The Stars In Danger green light comes on the heels of ABC giving a straight-to-series order earlier this month to Celebrity Splash, a competition celebrity diving reality series from Eyeworks USA, also based on an European format owned by Eyeworks. Stars In Danger: High Diving is expected to hit the water (air) first.
While Celebrity Splash only premiered in August in the Netherlands (as Sterren Springen), Stars In Danger: High Diving has long traditions. It has aired as a yearly two-night, three-hour special on ProSieben in Germany since 2004 as TV Total Turmspringen. (Watch bellow a video of a classic belly flop courtesy of an American-born member of boy band US5.) Its eighth edition is slated to start filming on November 24. In fact, there have been reports that Banijay is mulling filing a lawsuit against Eyeworks over Celebrity Splash. “We think ours of the best format because it’s the original, and with our sister company having produced the show for eight years, we will use all their experience and put it in our show,” said Bunim/Murray’s Jonathan Murray.
In Fox’s Stars In Danger: High Diving, approximately eight celebrities from different areas will first complete a crash-course in diving techniques, overseen by a renowned diving coach. After an intense training period, which will be featured in the special, they will compete in a series of Olympic-style dives, including solo high diving and synchronized diving, from a variety of heights ranging from 3, 5, 7.5 and 10 meters. An expert judging panel will award points and eventually narrow down the men, women and teams until the finalists battle it out dive-for-dive to determine the winner. Because of the different length — two hours vs. three for the original — the Fox version will be “much tighter and more focused on the drama of the celebrities stepping out of their comfort zone and getting tested in a way they had never been tested before,” Murray said.

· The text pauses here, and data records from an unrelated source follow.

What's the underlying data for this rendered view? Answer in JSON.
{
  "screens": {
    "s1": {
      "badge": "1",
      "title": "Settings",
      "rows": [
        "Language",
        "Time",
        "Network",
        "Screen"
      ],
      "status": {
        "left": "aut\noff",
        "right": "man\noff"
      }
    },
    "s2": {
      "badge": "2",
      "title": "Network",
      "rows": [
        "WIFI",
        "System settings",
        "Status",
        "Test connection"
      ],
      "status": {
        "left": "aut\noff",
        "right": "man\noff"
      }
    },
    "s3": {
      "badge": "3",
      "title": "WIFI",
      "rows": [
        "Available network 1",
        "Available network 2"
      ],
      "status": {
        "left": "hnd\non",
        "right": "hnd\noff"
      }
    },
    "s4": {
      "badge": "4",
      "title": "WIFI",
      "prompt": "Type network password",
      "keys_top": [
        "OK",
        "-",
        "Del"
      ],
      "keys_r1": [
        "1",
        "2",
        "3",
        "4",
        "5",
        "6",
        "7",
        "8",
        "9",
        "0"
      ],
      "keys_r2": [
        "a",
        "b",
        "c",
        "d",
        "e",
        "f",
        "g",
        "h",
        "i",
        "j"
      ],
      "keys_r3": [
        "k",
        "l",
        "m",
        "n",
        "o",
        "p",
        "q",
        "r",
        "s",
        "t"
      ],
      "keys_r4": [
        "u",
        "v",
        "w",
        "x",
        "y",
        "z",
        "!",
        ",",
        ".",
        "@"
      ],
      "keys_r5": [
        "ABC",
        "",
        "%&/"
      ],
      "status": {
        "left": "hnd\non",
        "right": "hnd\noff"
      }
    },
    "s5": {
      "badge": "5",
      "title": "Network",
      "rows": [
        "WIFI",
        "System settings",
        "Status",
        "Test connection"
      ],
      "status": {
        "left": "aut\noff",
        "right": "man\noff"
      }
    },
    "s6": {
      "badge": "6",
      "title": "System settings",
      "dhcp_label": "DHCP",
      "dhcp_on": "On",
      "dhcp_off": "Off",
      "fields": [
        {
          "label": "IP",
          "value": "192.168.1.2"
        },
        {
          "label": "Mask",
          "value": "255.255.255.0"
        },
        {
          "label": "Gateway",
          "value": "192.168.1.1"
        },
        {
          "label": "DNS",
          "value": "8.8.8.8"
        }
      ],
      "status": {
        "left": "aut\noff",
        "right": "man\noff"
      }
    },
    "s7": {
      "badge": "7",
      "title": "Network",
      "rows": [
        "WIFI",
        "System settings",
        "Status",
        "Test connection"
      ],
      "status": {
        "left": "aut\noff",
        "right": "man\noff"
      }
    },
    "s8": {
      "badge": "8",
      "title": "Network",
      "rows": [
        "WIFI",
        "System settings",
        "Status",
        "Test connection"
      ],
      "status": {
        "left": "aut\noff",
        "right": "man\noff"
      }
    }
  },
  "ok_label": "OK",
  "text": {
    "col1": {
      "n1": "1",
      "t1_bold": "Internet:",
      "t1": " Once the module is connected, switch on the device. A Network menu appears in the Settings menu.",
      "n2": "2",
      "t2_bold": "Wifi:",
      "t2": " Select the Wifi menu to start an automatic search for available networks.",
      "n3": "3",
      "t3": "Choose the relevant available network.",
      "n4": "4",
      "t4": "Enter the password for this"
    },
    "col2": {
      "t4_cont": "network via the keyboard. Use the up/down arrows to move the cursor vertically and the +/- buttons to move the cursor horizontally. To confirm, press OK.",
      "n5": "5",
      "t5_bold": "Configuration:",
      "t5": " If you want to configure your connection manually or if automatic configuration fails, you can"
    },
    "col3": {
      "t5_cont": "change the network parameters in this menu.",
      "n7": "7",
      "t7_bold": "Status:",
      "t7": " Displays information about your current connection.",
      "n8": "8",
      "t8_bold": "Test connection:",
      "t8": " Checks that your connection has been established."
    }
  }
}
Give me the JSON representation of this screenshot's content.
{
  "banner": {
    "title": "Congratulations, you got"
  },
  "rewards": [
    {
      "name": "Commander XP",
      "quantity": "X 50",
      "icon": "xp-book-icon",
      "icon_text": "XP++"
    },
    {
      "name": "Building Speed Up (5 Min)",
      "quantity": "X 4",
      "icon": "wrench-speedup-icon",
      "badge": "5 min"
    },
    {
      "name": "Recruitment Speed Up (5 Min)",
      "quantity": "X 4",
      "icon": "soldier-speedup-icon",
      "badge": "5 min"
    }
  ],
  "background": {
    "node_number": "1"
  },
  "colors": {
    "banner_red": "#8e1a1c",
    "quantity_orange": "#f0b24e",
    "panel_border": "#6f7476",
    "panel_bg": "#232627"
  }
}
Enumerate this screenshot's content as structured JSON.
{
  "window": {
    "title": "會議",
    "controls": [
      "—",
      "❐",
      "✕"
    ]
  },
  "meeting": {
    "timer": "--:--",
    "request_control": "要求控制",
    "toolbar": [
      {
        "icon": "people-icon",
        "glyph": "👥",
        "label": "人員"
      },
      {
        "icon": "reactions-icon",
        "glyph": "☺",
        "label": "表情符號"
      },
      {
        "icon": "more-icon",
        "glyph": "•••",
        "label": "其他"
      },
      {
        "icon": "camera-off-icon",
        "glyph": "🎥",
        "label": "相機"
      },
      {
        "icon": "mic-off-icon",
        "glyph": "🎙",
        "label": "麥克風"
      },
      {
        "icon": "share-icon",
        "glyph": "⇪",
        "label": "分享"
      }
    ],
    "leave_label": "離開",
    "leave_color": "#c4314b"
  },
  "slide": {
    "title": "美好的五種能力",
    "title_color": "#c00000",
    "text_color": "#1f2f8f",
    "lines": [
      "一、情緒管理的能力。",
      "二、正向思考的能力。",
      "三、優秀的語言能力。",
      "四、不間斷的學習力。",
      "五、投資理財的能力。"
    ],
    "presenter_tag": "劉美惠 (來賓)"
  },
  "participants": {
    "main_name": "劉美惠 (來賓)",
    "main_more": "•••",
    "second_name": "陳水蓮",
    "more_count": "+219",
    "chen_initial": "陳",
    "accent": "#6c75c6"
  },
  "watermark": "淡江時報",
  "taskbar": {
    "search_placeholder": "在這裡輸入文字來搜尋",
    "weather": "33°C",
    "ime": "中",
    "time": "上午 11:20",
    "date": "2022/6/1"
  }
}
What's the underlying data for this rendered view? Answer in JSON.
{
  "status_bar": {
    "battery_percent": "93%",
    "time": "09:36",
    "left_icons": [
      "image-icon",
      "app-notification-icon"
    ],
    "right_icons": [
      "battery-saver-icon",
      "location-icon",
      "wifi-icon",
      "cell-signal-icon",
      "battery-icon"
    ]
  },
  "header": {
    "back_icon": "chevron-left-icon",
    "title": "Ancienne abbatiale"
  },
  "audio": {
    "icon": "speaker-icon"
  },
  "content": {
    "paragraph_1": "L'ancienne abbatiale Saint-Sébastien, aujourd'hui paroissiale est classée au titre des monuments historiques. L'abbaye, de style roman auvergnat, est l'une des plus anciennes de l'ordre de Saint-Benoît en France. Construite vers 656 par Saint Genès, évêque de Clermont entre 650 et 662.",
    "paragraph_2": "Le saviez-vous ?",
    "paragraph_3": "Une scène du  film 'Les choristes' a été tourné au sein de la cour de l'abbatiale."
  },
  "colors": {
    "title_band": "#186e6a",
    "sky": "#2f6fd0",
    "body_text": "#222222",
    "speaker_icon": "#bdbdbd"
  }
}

The Stars In Danger: High Diving format has been percolating around the U.S. marketplace for a while. It was first handled by the producer of the original series, Raab TV/Brainpool TV, and more recently, following Banijay’s acquisition of Brainpool and Bunim/Murray, by the Real World producer. It took it to Fox, where it has done several series, including The Simple Life. “Stars In Danger has all the hallmarks of a great American Fox reality show — big stakes and high drama that keeps you on the edge of your seat,” said Murray, who is executive producing with Gil Goldschein and Scott Freeman. In Europe, there also have been other variations of the Stars In Danger format featuring celebrities compete in auto racing, equestrian and bobsled challenges.
Fox has a history of jumping ahead of ABC with shows that have concepts similar to ABC series, like Nanny 911 vs. ABC’s Supernanny and Trading Spouses vs. WifeSwap.